Commercial real estate loans included in commercial mortgage-backed securities had a 30-day delinquency rate of 9.58 percent in December. The rate was determined based on delinquent loans valued at $58.5 billion.

The rate worsened from 9.51 percent in November, according to Trepp LLC, which reported the data. But there was no change in the balance of past-due loans.

It was the third time in four months that CMBS delinquency increased. During all of 2011, the rate was up eight times.

“We view this as the first of a six to twelve month stretch where the rate could increase by 75 basis points in aggregate,” Trepp Senior Managing Director Manus Clancy said in the report. “This will come as a result of the first wave of 2007 originated loans reaching their balloon dates over the next few months.”

The delinquency rate on multifamily loans was 15.57 percent last month, the highest rate of any property type. Past-due payments on apartment loans, however, were down 61 BPS from November.
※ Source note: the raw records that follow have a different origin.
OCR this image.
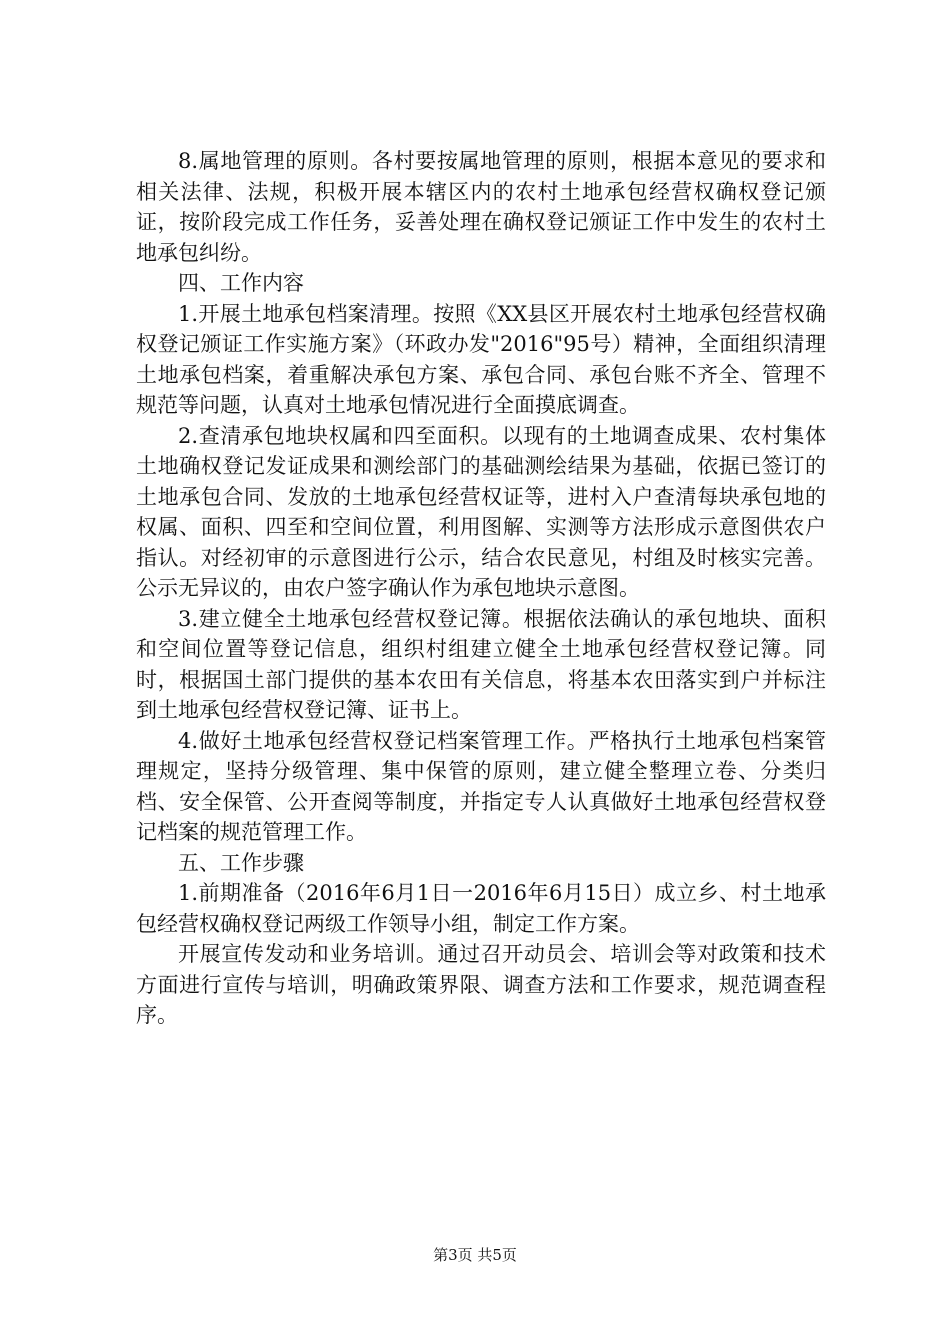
8.属地管理的原则。各村要按属地管理的原则，根据本意见的要求和相关法律、法规，积极开展本辖区内的农村土地承包经营权确权登记颁证，按阶段完成工作任务，妥善处理在确权登记颁证工作中发生的农村土地承包纠纷。

四、工作内容

1.开展土地承包档案清理。按照《XX县区开展农村土地承包经营权确权登记颁证工作实施方案》（环政办发"2016"95号）精神，全面组织清理土地承包档案，着重解决承包方案、承包合同、承包台账不齐全、管理不规范等问题，认真对土地承包情况进行全面摸底调查。

2.查清承包地块权属和四至面积。以现有的土地调查成果、农村集体土地确权登记发证成果和测绘部门的基础测绘结果为基础，依据已签订的土地承包合同、发放的土地承包经营权证等，进村入户查清每块承包地的权属、面积、四至和空间位置，利用图解、实测等方法形成示意图供农户指认。对经初审的示意图进行公示，结合农民意见，村组及时核实完善。公示无异议的，由农户签字确认作为承包地块示意图。

3.建立健全土地承包经营权登记簿。根据依法确认的承包地块、面积和空间位置等登记信息，组织村组建立健全土地承包经营权登记簿。同时，根据国土部门提供的基本农田有关信息，将基本农田落实到户并标注到土地承包经营权登记簿、证书上。

4.做好土地承包经营权登记档案管理工作。严格执行土地承包档案管理规定，坚持分级管理、集中保管的原则，建立健全整理立卷、分类归档、安全保管、公开查阅等制度，并指定专人认真做好土地承包经营权登记档案的规范管理工作。

五、工作步骤

1.前期准备（2016年6月1日一2016年6月15日）成立乡、村土地承包经营权确权登记两级工作领导小组，制定工作方案。

开展宣传发动和业务培训。通过召开动员会、培训会等对政策和技术方面进行宣传与培训，明确政策界限、调查方法和工作要求，规范调查程序。

第3页 共5页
Commercial mortgages backed by hotel properties had a 12.20 percent delinquency rate, improving from November’s 12.28 percent.

At 12.03 percent, securitized loans on industrial properties were 17 BPS better than the previous month.

Behind last month’s overall worsening performance was delinquency on retail properties, which jumped 33 PBS to 7.85 percent.

Also fueling December’s deterioration were office loans, with the past-due rate rising 21 BPS to 8.97 percent.